Elizabeth Ofosu-Adjare, the Minister-Designate for Trade, Agribusiness, and Industry, has proposed the implementation of a 24-hour economy as a solution to the challenges facing the One District, One Factory (1D1F) initiative. During her vetting by Parliament’s Appointments Committee, Ofosu-Adjare acknowledged the successes of the program and highlighted the obstacles it encounters.
She highlighted raw material shortages as a significant issue for agro-processing factories, compounded by limited access to capital. Despite government support through subsidized loans and a capped interest rate of 20%, market fluctuations raised interest rates to 55%, leaving a 15% funding gap for businesses. Additionally, the government’s inability to fulfil its promise of covering 10% of the subsidized interest rate further exacerbated the situation.

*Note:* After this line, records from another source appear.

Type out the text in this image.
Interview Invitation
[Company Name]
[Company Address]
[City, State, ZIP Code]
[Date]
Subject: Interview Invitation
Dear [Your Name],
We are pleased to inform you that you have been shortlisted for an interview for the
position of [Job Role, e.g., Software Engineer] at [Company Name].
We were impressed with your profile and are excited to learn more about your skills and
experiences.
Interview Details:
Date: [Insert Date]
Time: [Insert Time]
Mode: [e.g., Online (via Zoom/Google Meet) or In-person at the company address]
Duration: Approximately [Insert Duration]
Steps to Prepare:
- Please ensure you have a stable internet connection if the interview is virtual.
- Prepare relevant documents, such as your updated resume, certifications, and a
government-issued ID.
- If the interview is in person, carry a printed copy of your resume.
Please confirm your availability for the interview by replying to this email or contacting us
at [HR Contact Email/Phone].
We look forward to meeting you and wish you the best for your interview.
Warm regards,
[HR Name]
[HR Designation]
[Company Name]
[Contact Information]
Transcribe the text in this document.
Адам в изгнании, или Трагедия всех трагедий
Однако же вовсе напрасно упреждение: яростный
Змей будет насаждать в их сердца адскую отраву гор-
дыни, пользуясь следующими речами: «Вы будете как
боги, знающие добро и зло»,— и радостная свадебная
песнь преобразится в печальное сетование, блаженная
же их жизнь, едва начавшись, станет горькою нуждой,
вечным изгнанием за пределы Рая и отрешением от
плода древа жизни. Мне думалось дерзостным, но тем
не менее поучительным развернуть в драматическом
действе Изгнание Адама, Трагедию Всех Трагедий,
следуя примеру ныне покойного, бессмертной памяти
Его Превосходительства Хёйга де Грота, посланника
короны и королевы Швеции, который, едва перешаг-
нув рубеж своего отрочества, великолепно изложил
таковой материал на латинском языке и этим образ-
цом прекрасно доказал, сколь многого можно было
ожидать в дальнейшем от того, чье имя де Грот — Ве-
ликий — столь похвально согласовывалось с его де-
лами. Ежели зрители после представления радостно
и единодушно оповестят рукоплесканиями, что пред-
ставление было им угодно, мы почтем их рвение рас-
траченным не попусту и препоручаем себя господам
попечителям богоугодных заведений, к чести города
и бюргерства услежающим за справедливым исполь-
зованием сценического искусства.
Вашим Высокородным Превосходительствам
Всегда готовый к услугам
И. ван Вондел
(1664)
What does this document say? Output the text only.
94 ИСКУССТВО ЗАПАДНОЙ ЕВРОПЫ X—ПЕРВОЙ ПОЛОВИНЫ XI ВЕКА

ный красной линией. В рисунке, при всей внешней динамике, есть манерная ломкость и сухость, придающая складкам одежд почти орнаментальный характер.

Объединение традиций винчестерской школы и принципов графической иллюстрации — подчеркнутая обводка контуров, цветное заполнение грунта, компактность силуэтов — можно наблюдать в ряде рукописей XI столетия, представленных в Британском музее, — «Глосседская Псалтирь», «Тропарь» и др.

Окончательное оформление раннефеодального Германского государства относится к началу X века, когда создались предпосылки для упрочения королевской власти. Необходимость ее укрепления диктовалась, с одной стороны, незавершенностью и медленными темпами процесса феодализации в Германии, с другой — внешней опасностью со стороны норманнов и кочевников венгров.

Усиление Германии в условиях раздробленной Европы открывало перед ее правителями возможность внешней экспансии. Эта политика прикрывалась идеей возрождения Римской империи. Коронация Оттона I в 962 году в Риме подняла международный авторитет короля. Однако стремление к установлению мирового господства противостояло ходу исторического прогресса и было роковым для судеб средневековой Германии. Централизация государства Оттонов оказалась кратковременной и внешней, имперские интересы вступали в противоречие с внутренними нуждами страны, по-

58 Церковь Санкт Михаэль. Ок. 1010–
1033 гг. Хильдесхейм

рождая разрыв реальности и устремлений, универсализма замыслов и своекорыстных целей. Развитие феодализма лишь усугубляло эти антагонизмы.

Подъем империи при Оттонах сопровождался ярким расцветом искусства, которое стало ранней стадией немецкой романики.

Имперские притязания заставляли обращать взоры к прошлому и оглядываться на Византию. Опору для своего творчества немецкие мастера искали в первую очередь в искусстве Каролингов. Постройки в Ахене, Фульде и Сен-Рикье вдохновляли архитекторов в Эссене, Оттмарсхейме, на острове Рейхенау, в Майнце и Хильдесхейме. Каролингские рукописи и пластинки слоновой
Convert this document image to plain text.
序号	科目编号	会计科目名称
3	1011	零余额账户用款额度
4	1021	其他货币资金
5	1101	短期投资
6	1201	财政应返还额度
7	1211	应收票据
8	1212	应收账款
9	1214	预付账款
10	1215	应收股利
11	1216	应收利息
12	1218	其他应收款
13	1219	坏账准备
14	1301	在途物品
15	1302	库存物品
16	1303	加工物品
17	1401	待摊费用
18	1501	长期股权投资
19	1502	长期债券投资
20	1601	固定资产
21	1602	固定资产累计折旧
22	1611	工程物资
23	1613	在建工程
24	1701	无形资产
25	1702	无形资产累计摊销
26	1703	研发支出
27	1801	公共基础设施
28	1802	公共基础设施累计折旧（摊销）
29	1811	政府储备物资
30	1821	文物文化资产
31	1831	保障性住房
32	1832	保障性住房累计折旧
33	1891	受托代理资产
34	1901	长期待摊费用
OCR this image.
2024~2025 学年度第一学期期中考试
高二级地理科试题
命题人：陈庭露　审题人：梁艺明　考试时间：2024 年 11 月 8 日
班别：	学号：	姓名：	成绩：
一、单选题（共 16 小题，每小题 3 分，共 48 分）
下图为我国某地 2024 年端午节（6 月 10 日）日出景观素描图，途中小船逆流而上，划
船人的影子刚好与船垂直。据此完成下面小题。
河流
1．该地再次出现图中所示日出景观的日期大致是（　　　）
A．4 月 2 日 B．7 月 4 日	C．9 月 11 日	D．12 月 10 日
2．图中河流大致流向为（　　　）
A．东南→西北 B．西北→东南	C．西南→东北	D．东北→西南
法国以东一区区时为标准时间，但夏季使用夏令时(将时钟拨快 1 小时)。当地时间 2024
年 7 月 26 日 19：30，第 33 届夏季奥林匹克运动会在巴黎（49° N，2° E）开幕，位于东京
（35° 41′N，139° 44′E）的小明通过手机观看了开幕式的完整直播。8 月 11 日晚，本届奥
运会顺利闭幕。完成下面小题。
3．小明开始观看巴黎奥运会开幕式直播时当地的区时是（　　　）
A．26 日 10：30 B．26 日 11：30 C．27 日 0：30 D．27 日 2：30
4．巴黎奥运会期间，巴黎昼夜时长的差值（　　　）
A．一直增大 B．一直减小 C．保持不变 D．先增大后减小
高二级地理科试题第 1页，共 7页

She suggested transitioning to a 24-hour economy as a practical solution. By maximizing productivity through extended operating hours, factories could address supply chain challenges and improve output. “1D1F is a program for Ghanaians established by the government. It has its advantages and disadvantages. On the positive side, the program has set up factories where individuals can add value to our raw materials. Although these agro-processing factories were initiated, they have struggled to meet expectations due to various challenges.”
“One of the challenges I have been briefed by the ministry is the fact that these factories lacked raw materials. We all know that one of the challenges in the agro-processing industry is the lack of raw materials. So, these companies have not processed the way the government wanted it to be.
Also, even though the government supported them with some inputs, they lacked capital or access to the same, and because of that, they have not been able to do their work as expected of them. If you look at the other 1D1F companies that signed onto the programme, their major challenge was the fact that the government capped their interest rate at 20% and promised to pay 10%, which was a very good programme.
“At some point, the interest rate soared to 55%. This created a problem for the company regarding who would cover the 15% difference, especially since they had already sold their products. Additionally, the government was unable to fulfill its promise to pay the extra 10% to these factories. These are the challenges faced by the One District, One Factory (1D1F) initiative. However, every problem presents an opportunity for solutions. It is encouraging that the initiative has begun, and now that we are aware of the challenges, we need to focus on how to address them. I believe the key to resolving the issues in the 1D1F initiative lies in developing a 24-hour economy,” she stated.